Unfortunately, some idiot invented french fries. And bread. And polenta, and pasta, and pretty much any other starchy, salty, fiberless fare you can imagine. These are my binge foods, my comfort foods, my one-bite-and-I-gain-10-pounds foods. I'll never give them up. But I'm constantly looking for ways to trick myself into forgetting, however temporarily, that they exist.

Thus was born my current experiment, which I'm calling 5 by 5. Simply put, I am trying to get five servings of fruit and vegetables in before 5pm. I see lots of potential benefits:
  1. It's simple.
  2. It keeps me focused on eating the "right" things instead of denying myself the "wrong" things.
  3. It's good for me.
  4. It distracts me through the witching hours, which for me are 2pm to 5pm, the long afternoons at my desk at work, a little sleepy, a little cranky, and jonesing for a carb fix.
  5. My cravings may not be gone, but my stomach is just too full for anything else.
  6. If I feel like having cereal or pasta for dinner, when I'm even more tired and cranky and craving, at least I feel less guilty about it. And I eat less, because I'm still full of vegetables.
Am I doing this to lose weight? Maybe. But if I don't lose weight and still end up eating more fruits and vegetables and fewer starches, I'll end up healthier, and I'll consider that a positive outcome.

One key to success in getting in five servings: Breakfast. Which is how I ended up with this delicious, healthy scramble. One serving of veg down, four more to go  by 5pm.

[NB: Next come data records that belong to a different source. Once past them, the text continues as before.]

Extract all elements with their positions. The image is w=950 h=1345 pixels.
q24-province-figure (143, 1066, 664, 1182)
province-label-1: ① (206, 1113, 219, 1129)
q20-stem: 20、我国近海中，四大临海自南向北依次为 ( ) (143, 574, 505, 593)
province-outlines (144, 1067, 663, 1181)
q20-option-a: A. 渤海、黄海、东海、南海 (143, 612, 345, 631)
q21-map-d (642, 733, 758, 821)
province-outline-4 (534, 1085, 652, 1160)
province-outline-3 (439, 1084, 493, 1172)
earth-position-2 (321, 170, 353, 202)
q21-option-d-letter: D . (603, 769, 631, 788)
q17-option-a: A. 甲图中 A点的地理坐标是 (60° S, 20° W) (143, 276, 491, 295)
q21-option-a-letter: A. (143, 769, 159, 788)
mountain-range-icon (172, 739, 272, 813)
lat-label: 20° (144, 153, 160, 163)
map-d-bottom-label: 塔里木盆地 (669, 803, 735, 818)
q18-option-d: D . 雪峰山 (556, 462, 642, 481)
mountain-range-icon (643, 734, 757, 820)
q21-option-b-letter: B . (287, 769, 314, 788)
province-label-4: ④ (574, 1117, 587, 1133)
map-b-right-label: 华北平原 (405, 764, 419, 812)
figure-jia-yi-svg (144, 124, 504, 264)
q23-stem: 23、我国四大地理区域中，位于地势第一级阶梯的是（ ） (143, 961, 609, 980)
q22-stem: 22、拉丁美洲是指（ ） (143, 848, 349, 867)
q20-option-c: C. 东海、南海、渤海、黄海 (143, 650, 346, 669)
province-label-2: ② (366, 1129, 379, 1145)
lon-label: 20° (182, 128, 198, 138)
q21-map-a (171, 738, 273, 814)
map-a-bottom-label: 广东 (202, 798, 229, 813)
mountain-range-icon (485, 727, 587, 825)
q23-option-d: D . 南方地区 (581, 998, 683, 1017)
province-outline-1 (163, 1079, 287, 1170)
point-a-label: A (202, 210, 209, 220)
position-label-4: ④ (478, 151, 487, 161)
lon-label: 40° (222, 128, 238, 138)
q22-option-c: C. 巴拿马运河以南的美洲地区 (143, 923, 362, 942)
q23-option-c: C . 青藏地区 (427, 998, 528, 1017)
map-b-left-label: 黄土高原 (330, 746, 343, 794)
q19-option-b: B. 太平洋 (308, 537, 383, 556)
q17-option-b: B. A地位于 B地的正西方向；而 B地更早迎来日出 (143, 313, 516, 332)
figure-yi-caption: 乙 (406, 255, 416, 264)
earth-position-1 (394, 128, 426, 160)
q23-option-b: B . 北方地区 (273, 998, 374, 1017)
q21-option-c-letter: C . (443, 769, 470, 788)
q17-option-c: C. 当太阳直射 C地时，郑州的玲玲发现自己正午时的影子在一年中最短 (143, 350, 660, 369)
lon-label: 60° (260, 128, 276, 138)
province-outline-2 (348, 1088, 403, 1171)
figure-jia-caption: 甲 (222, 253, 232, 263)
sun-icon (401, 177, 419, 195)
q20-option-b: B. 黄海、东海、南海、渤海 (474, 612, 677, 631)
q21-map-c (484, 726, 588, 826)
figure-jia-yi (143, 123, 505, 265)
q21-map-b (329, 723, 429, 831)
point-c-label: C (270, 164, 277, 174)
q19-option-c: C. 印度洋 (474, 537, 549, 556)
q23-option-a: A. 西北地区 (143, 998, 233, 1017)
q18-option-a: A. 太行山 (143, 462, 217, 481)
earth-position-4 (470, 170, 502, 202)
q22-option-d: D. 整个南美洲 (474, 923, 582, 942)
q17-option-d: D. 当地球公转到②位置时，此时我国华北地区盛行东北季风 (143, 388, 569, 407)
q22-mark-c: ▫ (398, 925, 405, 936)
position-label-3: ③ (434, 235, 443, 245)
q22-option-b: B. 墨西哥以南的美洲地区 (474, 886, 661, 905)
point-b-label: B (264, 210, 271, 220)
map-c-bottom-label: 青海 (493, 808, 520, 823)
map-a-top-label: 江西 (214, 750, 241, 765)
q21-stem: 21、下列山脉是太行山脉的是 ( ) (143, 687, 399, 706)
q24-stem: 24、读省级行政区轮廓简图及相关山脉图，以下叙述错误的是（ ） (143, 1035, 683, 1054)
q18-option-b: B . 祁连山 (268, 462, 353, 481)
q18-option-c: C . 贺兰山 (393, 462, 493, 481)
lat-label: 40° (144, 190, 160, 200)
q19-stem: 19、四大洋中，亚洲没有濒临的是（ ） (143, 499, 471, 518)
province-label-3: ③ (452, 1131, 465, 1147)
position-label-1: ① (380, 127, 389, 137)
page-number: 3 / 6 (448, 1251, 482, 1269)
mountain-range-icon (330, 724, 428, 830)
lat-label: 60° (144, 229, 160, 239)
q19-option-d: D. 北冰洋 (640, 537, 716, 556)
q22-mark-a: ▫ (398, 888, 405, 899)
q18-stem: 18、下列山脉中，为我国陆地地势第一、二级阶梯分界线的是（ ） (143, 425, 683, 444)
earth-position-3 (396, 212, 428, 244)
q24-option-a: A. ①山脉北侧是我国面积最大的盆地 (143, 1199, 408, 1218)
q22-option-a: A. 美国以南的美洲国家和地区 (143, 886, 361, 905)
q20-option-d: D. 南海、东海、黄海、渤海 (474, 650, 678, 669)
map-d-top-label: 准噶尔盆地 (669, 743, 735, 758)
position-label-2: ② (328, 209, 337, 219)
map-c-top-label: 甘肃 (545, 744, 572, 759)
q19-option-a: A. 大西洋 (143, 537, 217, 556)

Scrambled eggs with kale and provolone
  • 1 tsp olive oil 
  • 8 leaves kale, washed, de-stemmed, and chopped
  • 1 clove garlic, chopped
  • 3 eggs, beaten
  • 1 slice provolone cheese, torn into small pieces (or cheese of your choice)

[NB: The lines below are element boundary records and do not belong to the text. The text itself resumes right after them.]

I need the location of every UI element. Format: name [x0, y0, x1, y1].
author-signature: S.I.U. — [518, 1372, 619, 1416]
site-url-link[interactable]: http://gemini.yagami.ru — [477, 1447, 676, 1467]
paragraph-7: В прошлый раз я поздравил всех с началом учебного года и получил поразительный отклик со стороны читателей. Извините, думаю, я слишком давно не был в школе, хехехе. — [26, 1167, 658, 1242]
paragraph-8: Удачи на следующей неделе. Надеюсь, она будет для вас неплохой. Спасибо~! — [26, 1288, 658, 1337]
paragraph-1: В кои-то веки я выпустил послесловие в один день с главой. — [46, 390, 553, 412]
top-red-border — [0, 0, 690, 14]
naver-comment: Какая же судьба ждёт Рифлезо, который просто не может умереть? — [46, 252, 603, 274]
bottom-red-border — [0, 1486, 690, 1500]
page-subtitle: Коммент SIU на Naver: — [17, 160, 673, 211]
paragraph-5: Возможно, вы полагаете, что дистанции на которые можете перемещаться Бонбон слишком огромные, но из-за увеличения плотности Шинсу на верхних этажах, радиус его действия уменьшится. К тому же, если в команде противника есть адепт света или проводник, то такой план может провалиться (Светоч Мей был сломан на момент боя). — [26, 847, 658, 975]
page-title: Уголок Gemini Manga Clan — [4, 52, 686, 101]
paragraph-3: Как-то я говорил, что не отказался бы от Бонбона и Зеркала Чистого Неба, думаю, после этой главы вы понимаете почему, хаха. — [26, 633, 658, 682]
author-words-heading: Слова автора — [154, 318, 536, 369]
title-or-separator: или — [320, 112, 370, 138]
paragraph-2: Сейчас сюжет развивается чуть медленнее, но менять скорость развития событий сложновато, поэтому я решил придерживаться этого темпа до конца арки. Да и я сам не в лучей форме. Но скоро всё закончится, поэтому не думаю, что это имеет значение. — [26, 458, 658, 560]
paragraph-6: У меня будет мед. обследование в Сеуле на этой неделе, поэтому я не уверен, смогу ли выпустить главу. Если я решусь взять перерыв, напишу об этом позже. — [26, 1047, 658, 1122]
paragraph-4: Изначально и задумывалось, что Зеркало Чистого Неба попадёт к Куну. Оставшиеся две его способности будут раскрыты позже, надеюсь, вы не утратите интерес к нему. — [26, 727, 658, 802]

  • salt and pepper to taste
Heat the olive oil in a nonstick skillet over medium-high heat. Add the kale and garlic and saute about 2 minutes, until the kale is wilted but not limp. Pour the eggs over the kale and sprinkle the cheese over the top. Scramble with a spatula until the eggs are cooked through and the cheese is melted. Turn the eggs onto a plate, season to taste with salt and pepper, and serve immediately.